Lindolfo Paoliello*
Escrevo para um amigo cuja mãe morreu e ocorreu-me dizer-lhe que as mães morrem para se tornarem anjos. É o início de uma reflexão sobre o mistério da morte.
A morte das mães é o último e mais belo gesto de amor de quem teve a graça da maternidade. Sentindo-se impotente para assegurar, em sua plenitude, a felicidade do filho, aquela que lhe deu vida e lhe ofereceu, até então, tudo o que pôde, decide-se pelo inimaginável: oferecer-lhe a própria vida. Por isso as mães não morrem, tornam-se anjos. Para se superarem, como espíritos, na onipresença da vigilância e do carinho.

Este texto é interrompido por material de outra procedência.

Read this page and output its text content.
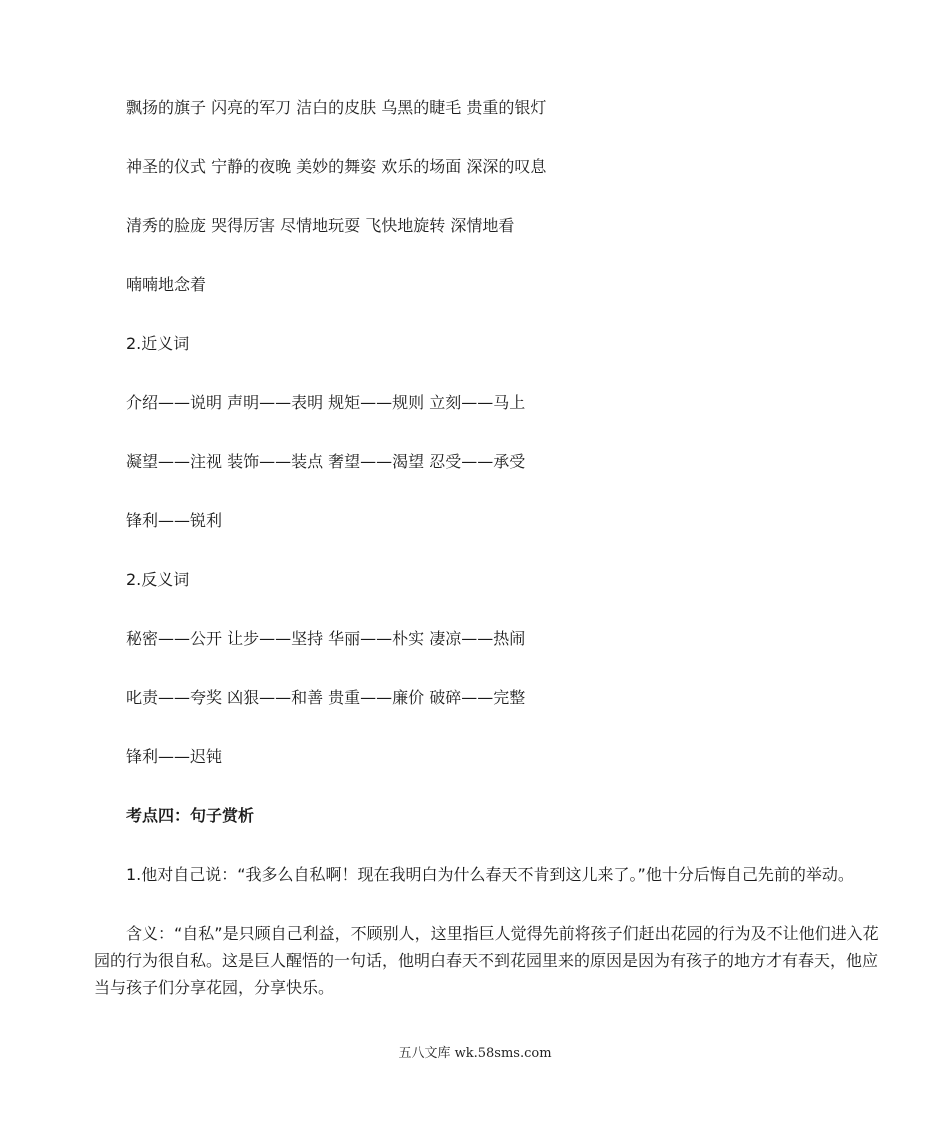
飘扬的旗子 闪亮的军刀 洁白的皮肤 乌黑的睫毛 贵重的银灯
神圣的仪式 宁静的夜晚 美妙的舞姿 欢乐的场面 深深的叹息
清秀的脸庞 哭得厉害 尽情地玩耍 飞快地旋转 深情地看
喃喃地念着
2.近义词
介绍——说明 声明——表明 规矩——规则 立刻——马上
凝望——注视 装饰——装点 奢望——渴望 忍受——承受
锋利——锐利
2.反义词
秘密——公开 让步——坚持 华丽——朴实 凄凉——热闹
叱责——夸奖 凶狠——和善 贵重——廉价 破碎——完整
锋利——迟钝
考点四：句子赏析
1.他对自己说：“我多么自私啊！现在我明白为什么春天不肯到这儿来了。”他十分后悔自己先前的举动。
含义：“自私”是只顾自己利益，不顾别人，这里指巨人觉得先前将孩子们赶出花园的行为及不让他们进入花园的行为很自私。这是巨人醒悟的一句话，他明白春天不到花园里来的原因是因为有孩子的地方才有春天，他应当与孩子们分享花园，分享快乐。
五八文库 wk.58sms.com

Mistério da morte, dor do luto. Tristeza que a memória dissipa docemente, substituindo-a pela alegria do que foi. A morte é a definitiva consciência do outro. As pessoas queridas que se vão nos tornam melhores, quando, por um milagre de empatia, transferem-nos seu exemplo de vida, virtudes, crenças. Nesse sentido, a morte não é perda. É acréscimo. Subtraindo a presença física, multiplica a frequência espiritual e nossa sensibilidade para percebê-la e segui-la.
Quantas vezes já sonhei que minha mãe renascia. O céu é a memória? Sinto-a muito mais perto. Está presente em tudo e sem o risco da perda, já que é vida ressuscitada, presença plena.
Abordo um tema que não agrada, perdoem-me. É uma gafe? Não, não é. É a uma pessoa específica que me dirijo, um amigo que perdeu um ser querido. Apenas me ocorreu que enriqueceria minha reflexão imaginar que outros estariam participando dela. Coisas de escritor. De resto, meditar sobre a morte é sempre fortalecer a vida. Vamos tratar de viver bem, porque aquilo que vivemos a morte não leva, e o futuro não importa porque ainda não foi.
*Lindolfo Paoliello é cronista, autor de O País das Gambiarras, Nosso Alegre Gurufim e A Rebelião das Mal-Amadas.